Like I said, I believe the key is to orientate all dates relative to the very first backup, and to forget about “calendar” weeks, months, years, etc. Instead use days, weeks, months and years as intervals of time (somewhat similar to the current system, but without the pitfall of basing things off the current backup date/time). This would produce what I think it is that most people want, which are thinned, regularly-spaced backups (i.e. after 10 years, I have retained backups on 3/27/2021, 3/27/2022, 3/27/2023, etc.)

Thanks for your help.

Vacation is a hole, but there’s no getting around that if the computer was off. The hole created before the vacation seems like it would be the same hole created without a vacation (could use a simulator now…) however the impact of the hole is higher because fine-grained (e.g. daily) backups are quickly thinned out meaning a strategy to keep dailies for past workweek gets defeated by first post-vacation backup deletes.
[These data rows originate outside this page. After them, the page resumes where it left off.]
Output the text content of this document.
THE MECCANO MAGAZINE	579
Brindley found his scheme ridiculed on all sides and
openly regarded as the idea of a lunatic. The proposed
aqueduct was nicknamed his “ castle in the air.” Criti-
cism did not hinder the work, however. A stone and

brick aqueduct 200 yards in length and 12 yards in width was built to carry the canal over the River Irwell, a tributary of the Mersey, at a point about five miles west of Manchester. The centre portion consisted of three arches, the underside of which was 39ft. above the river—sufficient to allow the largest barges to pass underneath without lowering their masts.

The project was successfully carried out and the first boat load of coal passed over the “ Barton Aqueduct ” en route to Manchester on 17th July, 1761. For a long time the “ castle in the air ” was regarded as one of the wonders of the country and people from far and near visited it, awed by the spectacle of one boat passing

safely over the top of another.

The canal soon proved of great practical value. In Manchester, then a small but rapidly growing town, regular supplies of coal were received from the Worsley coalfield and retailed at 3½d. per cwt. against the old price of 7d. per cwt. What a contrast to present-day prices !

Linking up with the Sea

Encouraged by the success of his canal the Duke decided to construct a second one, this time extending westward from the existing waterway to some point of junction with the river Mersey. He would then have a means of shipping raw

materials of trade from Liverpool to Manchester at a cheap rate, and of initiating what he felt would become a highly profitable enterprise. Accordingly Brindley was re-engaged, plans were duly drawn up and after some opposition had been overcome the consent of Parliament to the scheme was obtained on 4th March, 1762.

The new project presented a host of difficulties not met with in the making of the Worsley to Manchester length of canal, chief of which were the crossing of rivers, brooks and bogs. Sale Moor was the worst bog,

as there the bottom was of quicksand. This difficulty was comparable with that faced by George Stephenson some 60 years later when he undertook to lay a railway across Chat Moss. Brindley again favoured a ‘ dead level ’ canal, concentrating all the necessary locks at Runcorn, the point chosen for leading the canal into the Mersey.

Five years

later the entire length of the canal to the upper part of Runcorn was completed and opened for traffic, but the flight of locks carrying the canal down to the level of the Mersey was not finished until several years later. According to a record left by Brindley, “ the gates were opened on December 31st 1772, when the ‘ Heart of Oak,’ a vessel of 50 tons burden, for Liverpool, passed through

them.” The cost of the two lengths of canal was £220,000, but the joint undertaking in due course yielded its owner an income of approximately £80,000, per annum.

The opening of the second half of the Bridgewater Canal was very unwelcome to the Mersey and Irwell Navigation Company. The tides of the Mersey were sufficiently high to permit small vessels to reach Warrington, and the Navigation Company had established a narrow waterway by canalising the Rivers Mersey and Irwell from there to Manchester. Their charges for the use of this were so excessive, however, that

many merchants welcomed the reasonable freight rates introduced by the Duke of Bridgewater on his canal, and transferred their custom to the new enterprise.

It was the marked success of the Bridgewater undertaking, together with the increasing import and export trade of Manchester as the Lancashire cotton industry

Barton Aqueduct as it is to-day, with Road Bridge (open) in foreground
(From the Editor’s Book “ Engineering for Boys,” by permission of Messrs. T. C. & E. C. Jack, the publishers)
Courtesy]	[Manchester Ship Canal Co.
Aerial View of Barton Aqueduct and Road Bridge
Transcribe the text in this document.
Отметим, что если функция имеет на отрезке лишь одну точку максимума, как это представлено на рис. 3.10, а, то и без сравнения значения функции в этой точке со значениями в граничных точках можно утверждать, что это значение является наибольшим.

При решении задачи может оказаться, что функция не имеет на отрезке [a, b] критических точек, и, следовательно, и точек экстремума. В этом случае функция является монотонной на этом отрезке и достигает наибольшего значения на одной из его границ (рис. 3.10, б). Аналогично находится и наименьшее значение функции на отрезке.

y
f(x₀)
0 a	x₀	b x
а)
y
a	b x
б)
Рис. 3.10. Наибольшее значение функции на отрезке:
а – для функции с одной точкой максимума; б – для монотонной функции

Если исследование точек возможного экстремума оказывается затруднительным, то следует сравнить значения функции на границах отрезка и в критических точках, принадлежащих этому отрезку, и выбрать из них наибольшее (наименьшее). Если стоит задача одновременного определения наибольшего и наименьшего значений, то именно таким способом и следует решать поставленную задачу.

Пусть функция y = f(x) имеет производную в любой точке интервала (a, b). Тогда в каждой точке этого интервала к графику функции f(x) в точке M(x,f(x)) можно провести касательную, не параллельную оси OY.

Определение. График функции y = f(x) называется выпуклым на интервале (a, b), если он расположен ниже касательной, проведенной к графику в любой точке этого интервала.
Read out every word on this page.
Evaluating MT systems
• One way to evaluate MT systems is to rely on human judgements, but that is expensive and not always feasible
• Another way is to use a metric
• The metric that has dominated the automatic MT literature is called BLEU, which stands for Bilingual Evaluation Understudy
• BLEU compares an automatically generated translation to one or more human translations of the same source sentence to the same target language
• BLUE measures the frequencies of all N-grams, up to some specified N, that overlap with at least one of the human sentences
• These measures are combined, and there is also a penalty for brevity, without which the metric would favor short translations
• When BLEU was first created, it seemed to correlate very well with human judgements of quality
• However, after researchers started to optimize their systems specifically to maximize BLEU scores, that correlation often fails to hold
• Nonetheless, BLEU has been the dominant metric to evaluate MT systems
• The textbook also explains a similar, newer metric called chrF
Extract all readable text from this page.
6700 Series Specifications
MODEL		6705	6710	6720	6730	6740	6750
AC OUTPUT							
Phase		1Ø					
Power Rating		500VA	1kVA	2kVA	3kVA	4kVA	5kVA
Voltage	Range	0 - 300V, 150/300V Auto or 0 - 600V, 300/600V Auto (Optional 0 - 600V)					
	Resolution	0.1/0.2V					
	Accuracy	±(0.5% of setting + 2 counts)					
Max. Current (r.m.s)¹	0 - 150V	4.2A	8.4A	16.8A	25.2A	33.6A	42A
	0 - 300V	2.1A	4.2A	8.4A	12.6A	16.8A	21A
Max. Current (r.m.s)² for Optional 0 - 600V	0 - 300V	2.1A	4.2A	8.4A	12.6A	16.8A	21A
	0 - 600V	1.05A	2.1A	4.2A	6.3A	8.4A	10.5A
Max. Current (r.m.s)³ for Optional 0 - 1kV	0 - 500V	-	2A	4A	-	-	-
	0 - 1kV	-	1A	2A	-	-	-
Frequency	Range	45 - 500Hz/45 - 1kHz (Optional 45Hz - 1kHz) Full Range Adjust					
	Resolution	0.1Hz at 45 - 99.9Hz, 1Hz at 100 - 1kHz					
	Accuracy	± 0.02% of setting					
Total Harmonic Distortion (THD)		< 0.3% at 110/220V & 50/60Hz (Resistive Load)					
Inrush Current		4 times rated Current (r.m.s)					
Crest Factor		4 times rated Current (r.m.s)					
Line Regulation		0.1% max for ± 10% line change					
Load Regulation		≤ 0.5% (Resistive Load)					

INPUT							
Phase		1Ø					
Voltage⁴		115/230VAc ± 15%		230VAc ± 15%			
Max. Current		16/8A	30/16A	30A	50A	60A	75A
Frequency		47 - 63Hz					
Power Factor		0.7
If the lack of workday review time is the concern, yes, it is short-term worse due to placement of the hole.

Imagine having a 1W:1D,1Y:1W retention policy. As soon as a backup ages past 1W it’s subject to delete based on the backups that came before it, and this affects all pre-vacation backups and would also affect vacation backups if the computer was left on. Do you see any case where long-term result differs hugely?

Examples with oldest backups on the left, using above retention policy. B=Backup D=Deleted V=Vacation

Without a vacation:

B D D D D D D B D D D D D D B D D D D D D B D D D D D D B D D B B B B B B B

Vacation and return. To the left of the Vs you might like a few more Bs and a few less Ds I guess:

B D D D D D D B D D D D D D B D D D D D D B D V V V V V V V V V V V V V V B

I don’t follow that phrasing. Backups age from shorter time frame buckets into longer time frame buckets where the interval is usually longer (more spacing), meaning the kill rate to thin out the backups is higher.

This is what you hit. Thinning happened when a backup aged into greater-time-frame-and-interval bucket.

I’ll agree with the next paragraph that jitter, similarity between backup intervals and retention intervals, and difficulty of explaining this are problems. I’m not clear on proposal details, but look forward to how it works.

Thanks for working on a better solution.

1 Like

Simple example: 1W:0s , 1M:1W , 1Y:1M

User starts backup on January 1st.
Does 30 days of backups.
Accidentally disables Duplicati service for 32 days.
Realizes it and re-enables Duplicati service.
What happens next?

All backups except the original January 1st backup killed.
No backups except the original and the one done after the service re-enable available for graduation to the 1Y bucket (62 days apart). Rather than keeping the first backup after service re-enable and the last backup before service disable which are 32 days apart, Duplicati instead only keeps backups 62 days apart.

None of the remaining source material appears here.